Friday, January 29, 2016

Fifty Shades Of Black Review

Hey, you know what I got obsessed with this past week? Hamilton! Yeah, thanks to this handy-dandy YouTube playlist, I was able to listen to this Broadway shows soundtrack over the past few days and it is some incredible stuff. There's nary a dud tune in the bunch! What a great idea for a show, taking these well-known real life figures from history and reminding us all they were more than just aspects of our history textbooks, they were human beings. Oh, and those last two songs, The World Was Wide Enough and Who Lives, Who Dies, Who Tells Your Story? Absolutely incredible way to end the whole affair, on an emotional note that really put the events of the show into a larger perspective.


Why do I bring up this show now? Well, I wanted a flicker of positivity to be found in this review, because there's really nothing good I can conjure up to say about Fifty Shades Of Black, a comedy that somehow forgot to add in that crucial ingredient of successful jokes. Call me crazy, but I tend to think those can be kind of important in a movie solely designed to make one laugh. Who knows if actually making something that works as a functional comedy was the intent behind writers Marlon Wayans and Rick Alvarez when they were brewing up this feature film. After all, the sloppy writing is best summarized by a bewildered remark uttered by Wayans himself during this movie; "Did a 3rd grader write this?"

In this "comedic" (reeeally stretching the definition of that word there) of the 2015 feature film Fifty Shades of Grey, Hannah (Kali Hawk) is a shy virgin whose off interview Christian (Marol Wayans), who steals things and sells drugs. Good God, do I hope Hawk was paid well for her work here, since 95% of the dialogue in the movie revolves around characters insulting her physical appearance and belittling her for extended periods of time. Punchlines about her belly button, leg hair and her nose get brought up so many times despite not being even remotely funny the first instance they crop up.

Now, this is the kind of movie that doesn't seem to realize that the jokes it keeps repeating over and over again are painfully unfunny and don't get any funnier when they go on for an hour and a half. And when I say the majority, if not all, of the jokes in Fifty Shades of Black are painful to experience, I do mean the word in its purest form. Some of the extended gags in Fifty Shades Of Black are so tortuously stretched out and repeated that describing them as "excruciating" would be kind. OK, so, anyway, the rest of the plot revolves around Christian and Hannah having sex, and...that's kind of it. There's not really a concrete story to be found in in this film, which doesn't even try to make transitions between dick joke #354 and dick joke #355 somewhat smooth. There's even an extended sequence lampooning Magic Mike that serves zero purpose to the plot, only allowing for the sight of Wayans in a thong and to afford his CGI genitals the chance to dance around within that piece of attire. Basically, not only is there a distinct lack of an actual plot in Fifty Shades Of Black, this is a movie so full of contempt for its audience it doesn't even try to act like it has a story to tell. "Just shut up and laugh at the jokes about fat women" might as well be the poster tagline.

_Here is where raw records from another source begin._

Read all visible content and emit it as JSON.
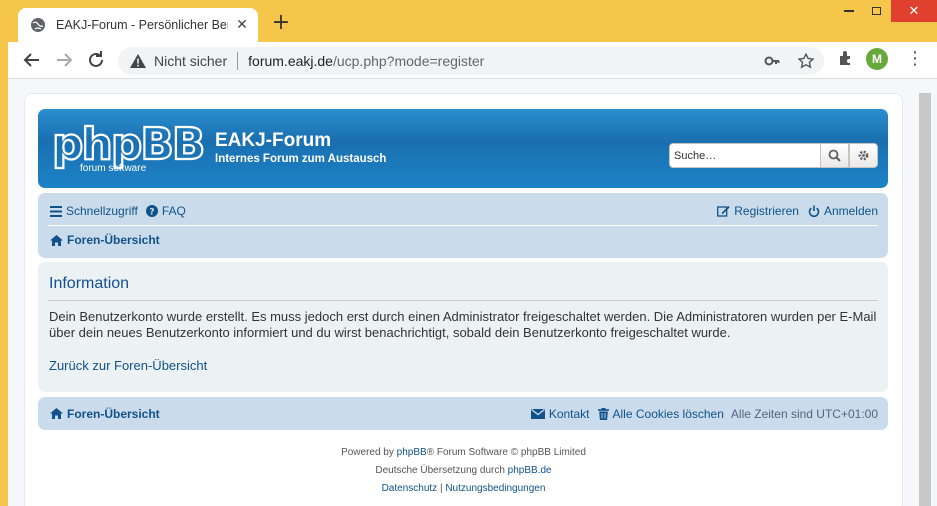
{
  "browser": {
    "tab_title": "EAKJ-Forum - Persönlicher Bereich",
    "tab_close": "✕",
    "new_tab": "+",
    "not_secure": "Nicht sicher",
    "url_host": "forum.eakj.de",
    "url_path": "/ucp.php?mode=register",
    "profile_initial": "M"
  },
  "header": {
    "logo_text": "phpBB",
    "logo_sub": "forum software",
    "site_title": "EAKJ-Forum",
    "site_description": "Internes Forum zum Austausch",
    "search_placeholder": "Suche…"
  },
  "navbar": {
    "quicklinks": "Schnellzugriff",
    "faq": "FAQ",
    "register": "Registrieren",
    "login": "Anmelden",
    "breadcrumb_home": "Foren-Übersicht"
  },
  "panel": {
    "title": "Information",
    "message": "Dein Benutzerkonto wurde erstellt. Es muss jedoch erst durch einen Administrator freigeschaltet werden. Die Administratoren wurden per E-Mail über dein neues Benutzerkonto informiert und du wirst benachrichtigt, sobald dein Benutzerkonto freigeschaltet wurde.",
    "back_link": "Zurück zur Foren-Übersicht"
  },
  "footer_nav": {
    "home": "Foren-Übersicht",
    "contact": "Kontakt",
    "delete_cookies": "Alle Cookies löschen",
    "timezone": "Alle Zeiten sind UTC+01:00"
  },
  "copyright": {
    "powered_prefix": "Powered by ",
    "powered_link": "phpBB",
    "powered_suffix": "® Forum Software © phpBB Limited",
    "translation_prefix": "Deutsche Übersetzung durch ",
    "translation_link": "phpBB.de",
    "privacy": "Datenschutz",
    "separator": " | ",
    "terms": "Nutzungsbedingungen"
  },
  "colors": {
    "header_blue": "#1c76bc",
    "nav_bg": "#cadceb",
    "panel_bg": "#ecf1f3",
    "link": "#105289",
    "window_frame": "#f5c64a"
  }
}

If there's one element in Fifty Shades Of Black that can be described as particularly deplorable (and that's saying something in a movie this deficient), its Wayans performance as Christian, whose character arc in the feature comprises entirely of him starting out as obnoxious and gradually, over the course of the story, ending up as insufferable. It's fairly apparent that Wayans is looking to turn in the creepy tendencies of Christian Grey that Fifty Shades Of Grey played straight in a more exaggerated manner, perhaps in an attempt to highlight just how disturbing Christian Grey really was. Unfortunately, none of that comes through in his performance, which instead reaches its own personal heights of unintentional creepiness full of eldritch tendencies the film seems completely oblivious to.

Perhaps the best thing I can say about Fifty Shades Of Black is that it eventually ends, concluding its pitiful story with a gag about a man vomiting on an airplane. Oh how envious I was of that projectile vomiting individual, for it was apparent he was enjoying himself far more than I. And then, once the lights in the auditorium go on, you can once again enter the real world, where actual art and mirth can be found. The sun shall shine on your body, as you close your eyes and whisper the phrase "It's over" multiple times to yourself. And then you can go home and listen to the music from the Hamilton soundtrack (my personal favorite song from the show is Satisfied), which is full of artistic merit, fun, talent and craft. Gee, it's like the antithesis of Fifty Shades Of Black!